In fact, I think there should be a distinction made between lifestyle *inflation* (unintentional, often not really fulfilling your needs), and lifestyle *improvement* (an intentional, educated change in response to improved financial situation).
The trap is not paying attention or keeping track of what you’re doing when your spending increases with your income. But if you’ve been really wanting/needing something, and have gone through the numbers and figure out that now you can afford it where you couldn’t before, and do it with the intention that it will improve your life - why not?
March 7th, 2009 at 1:35 am
My personal and perhaps rather crude method to beating lifestyle inflation has been to save the vast bulk of whatever extra money I’ve earned.
I’ve probably overdone it (and it doesn’t feel so clever now those savings have been hit by the bear market) but at least it means that even on a lower, recessionary income, I don’t really feel any different.
March 7th, 2009 at 3:13 pm
Although sometimes we give in to lifestyle inflation I think my husband and I manage it pretty well. I finished studying this last year so for the past few years we have loved on hubby’s income. We always saved $500 each paycheck. Anytime I brought in some extra cash we would save most and buy ourselves a little treat with some of it. This year we have an extra $52k from my graduate job. We save every penny of it. We have inflated our lifestyle a little, we have done this by changing our savings goals from 100 percent house deposit ( we already have a $10k emergency fund) to my pay going towards a house deposit and the $500 of hubby’s pay we used to save now goes towards saving for a holiday at the end of the year.our inflation is making a short term savings goal.
March 8th, 2009 at 7:12 am
I think this article is excellent. This individual, as many of us, have realized that “lifestyle inflation” must be recognized and we must live within our means.

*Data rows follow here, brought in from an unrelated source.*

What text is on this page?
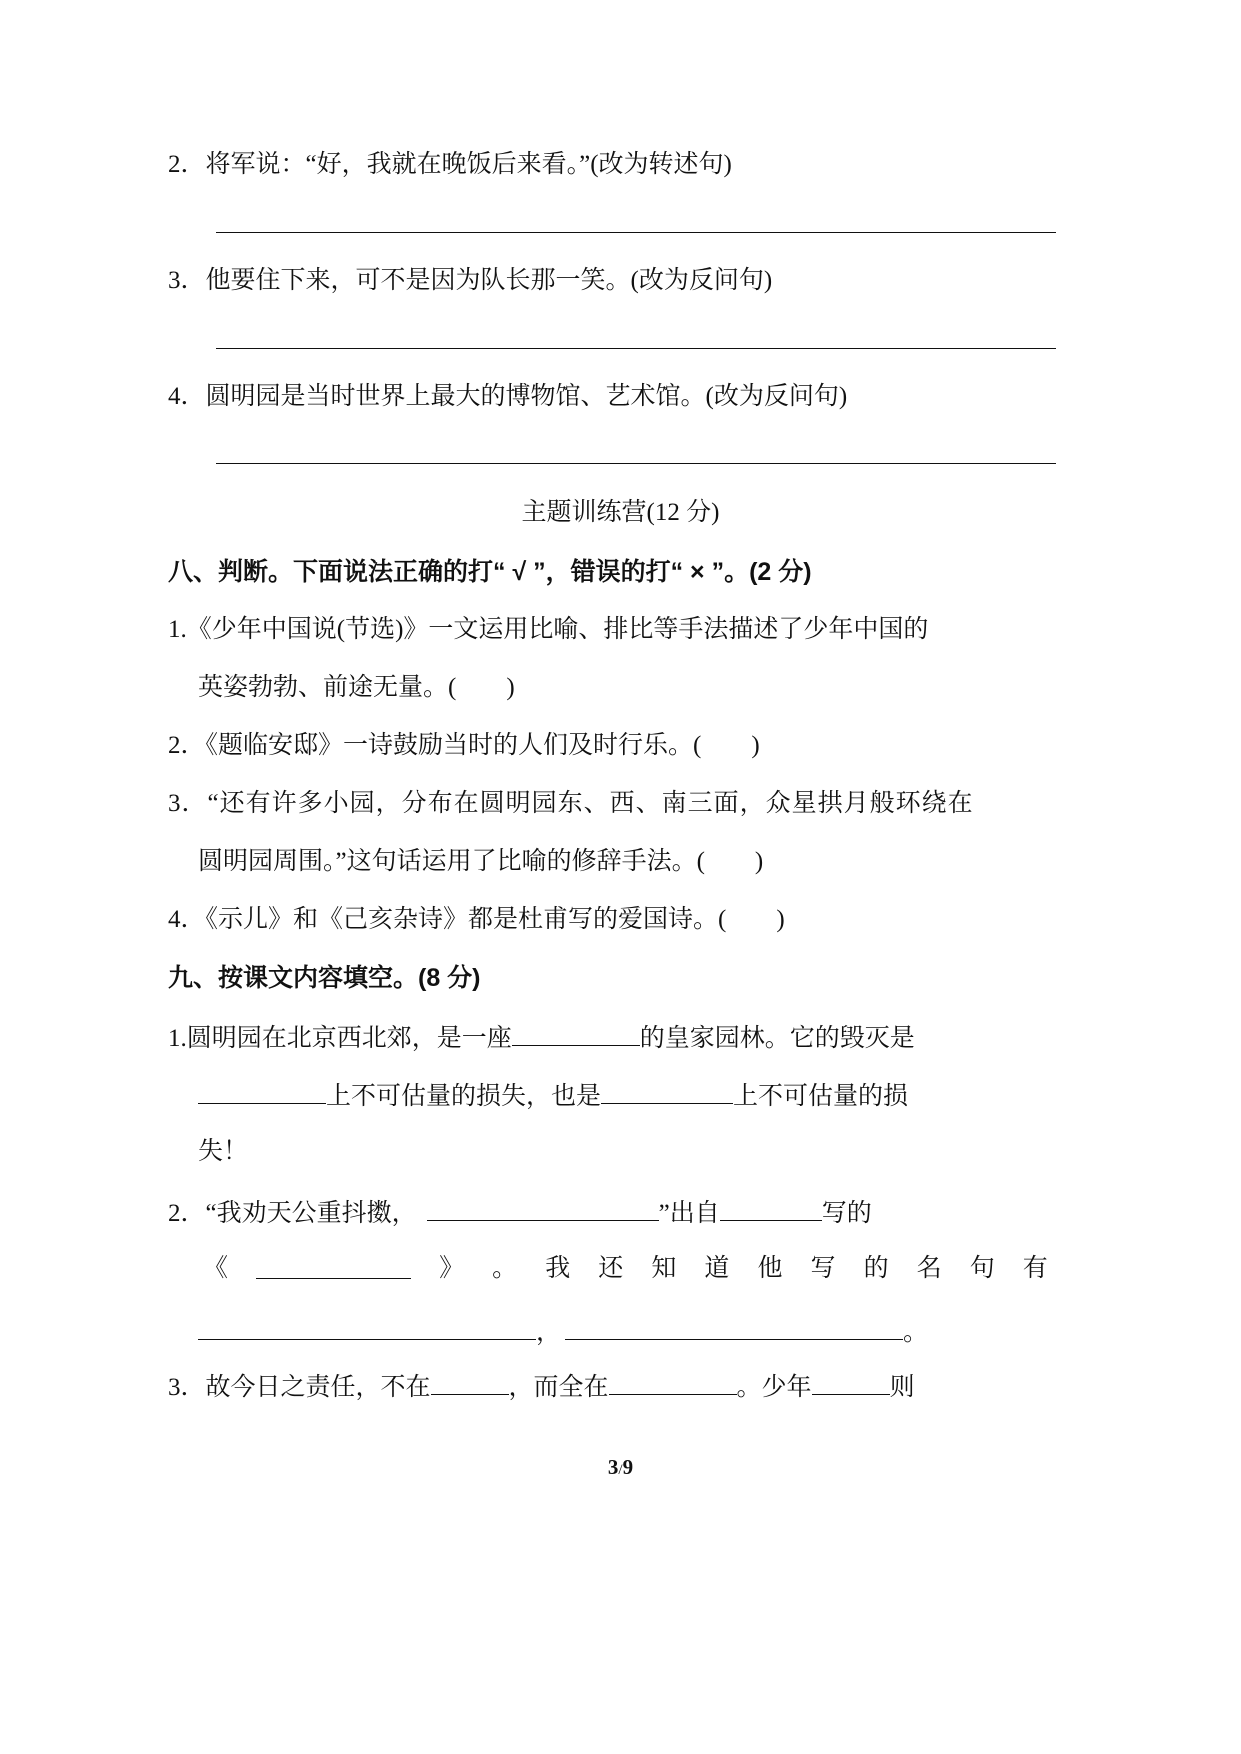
2．将军说：“好，我就在晚饭后来看。”(改为转述句)
3．他要住下来，可不是因为队长那一笑。(改为反问句)
4．圆明园是当时世界上最大的博物馆、艺术馆。(改为反问句)
主题训练营(12 分)
八、判断。下面说法正确的打“ √ ”，错误的打“ × ”。(2 分)
1.《少年中国说(节选)》一文运用比喻、排比等手法描述了少年中国的
英姿勃勃、前途无量。(　　)
2．《题临安邸》一诗鼓励当时的人们及时行乐。(　　)
3．“还有许多小园，分布在圆明园东、西、南三面，众星拱月般环绕在
圆明园周围。”这句话运用了比喻的修辞手法。(　　)
4．《示儿》和《己亥杂诗》都是杜甫写的爱国诗。(　　)
九、按课文内容填空。(8 分)
1.圆明园在北京西北郊，是一座	的皇家园林。它的毁灭是
上不可估量的损失，也是	上不可估量的损
失！
2．“我劝天公重抖擞，	”出自	写的
《	》 。 我 还 知 道 他 写 的 名 句 有
，	。
3．故今日之责任，不在	，而全在	。少年	则
3/9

The sad thing about it is that our government is throwing dollar after dollar to big banks in an effort to have them “loosen” the credit market (read this as extend more credit - mortgages, credit cards, car loans, etc.) to the public, thus enabling the public to re-gain the ability to live beyond their means.
March 11th, 2009 at 10:56 am
Hi J.D.
I have a question about this post. I understand the concept about lifestyle inflation, but I was wondering if you had any ideas about specific ways to prevent it. For example, both my husband and myself are finishing college right now. Fortunately we don’t have any debt, even student debt. However, our necessary expenses and income will both definitely increase in the future as we look to buy a house and have a child. I know an important financial principle is buying a quality product the first time even if it is somewhat more expensive because it will last you in the long hall. My question is, how do you know when spending starts to become lifestyle inflation versus just paying for quality versions of necessary items that you’ll need in the future? Any ideas?
March 12th, 2009 at 2:43 pm
I would like to thank many of you for the comments about my post.